The head floated on the surface of the water, face up, glassy eyes staring at the clear sky. A seagull swooped down and landed on the cavity where the nose had been, dipping its head to peck at one of the dead eyes. It pulled, the orb popping free of the socket, but the optic nerve's hold was stronger and, after a brief tug of war, the bird opened its beak, dropping its prize and flying off.

A hand reached through the waves, grabbed the matted hair clinging to the skull in lank clumps and pulled it under. A flash of red mane and blue-silver tail broke the ripples of the ocean before vanishing into the dark depths. The seagull, which had been circling above, debating on whether to try again on the dangling eye, cried out in frustration before turning with the wind allowing it to carry the bird off towards the shore.

The mermaid swam down quickly, the head in its grip. The light from above quickly faded to be replaced by a undulating twilight, illuminated by the krill sentries which floated at regular intervals along the Korel, the dividing line between above and below. The mermaid nodded to the guards as she passed. They didn't acknowledge her, knowing to do so would mean death. She was the princess. She was also not allowed to violate the Korel. If they showed recognition of her presence, she would eat them.

Under normal circumstances, merfolk were forbidden to cross the boundary. The king had ruled, as had all kings before him, the world of Humans and that of Mer were forever to be isolated from each other. The krill were placed far enough below the surface to ensure no human would discover their presence. They were also instructed to stop any of the merfolk from reaching the surface.

The princess was not exempt from such laws. She should have been punished. Even being the king's daughter, she would pay the price of flaunting the decree of the king. The krill, however, valued their life. The princess had feasted on a hundred of their number only a few short weeks before when one attempted to tell her she should stay below in the city. It was dangerous to be this close to the ships which crossed the waters above. She could be discovered, captured, killed.

The mermaid, Princess Aren, didn't say a word. She simply opened her mouth, her jaw dislocating to allow it to widen further, and swept along the line, catching the krill in her throat and crunching down on them. She licked her lips, her forked tongue flicking menacingly. Then she rose to the surface, returning hours later with a dismembered arm.

The krill feared the king. He was a mighty warrior, a strict, inviolate ruler who all would bow to without being asked. You felt the authority in his presence. It was so absolute, its weight almost forced your shoulders down, buckling your tail until you were prone before him. He'd allow you to remain there for a moment until, finally, waving his hand, your signal to rise.

Princess Aren bore nothing of her father's power. Whereas he was imposing, she wore an aura of simplicity. She was polite and humble, a disconcerting contrast to the crown she bore on her head. If you bowed, she would too. If you addressed her by her title, she would laugh and call you 'sir' or 'madam'.

And if you angered her, she would sneak into your room at night and disembowel you. She would mix shell fragments into your food and watch while you choked, coughing up the blood from your torn insides.

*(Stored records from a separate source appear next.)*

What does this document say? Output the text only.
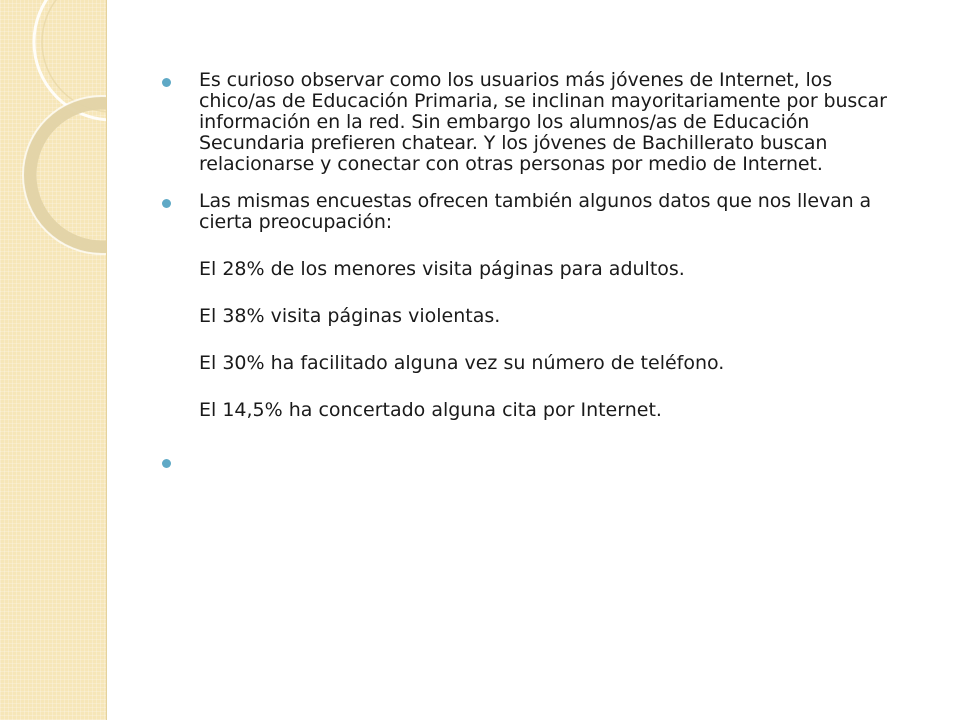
Es curioso observar como los usuarios más jóvenes de Internet, los chico/as de Educación Primaria, se inclinan mayoritariamente por buscar información en la red. Sin embargo los alumnos/as de Educación Secundaria prefieren chatear. Y los jóvenes de Bachillerato buscan relacionarse y conectar con otras personas por medio de Internet.
Las mismas encuestas ofrecen también algunos datos que nos llevan a cierta preocupación:
El 28% de los menores visita páginas para adultos.
El 38% visita páginas violentas.
El 30% ha facilitado alguna vez su número de teléfono.
El 14,5% ha concertado alguna cita por Internet.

At an early age, Aren had learned the secrets of the royal palace. She knew of her father's infidelity with the matron of staff, and how the resultant son was her half-brother, though even he and the king were oblivious to the fact. She knew of the plot to overthrow her father's rule by his very own brother, and had dealt with it herself. The princess and her uncle had met one night, in the reef at the edge of the mer kingdom. She lured him there with promises of aid and support. She would help him gain access to the king's chambers. She would be there to encourage his succession.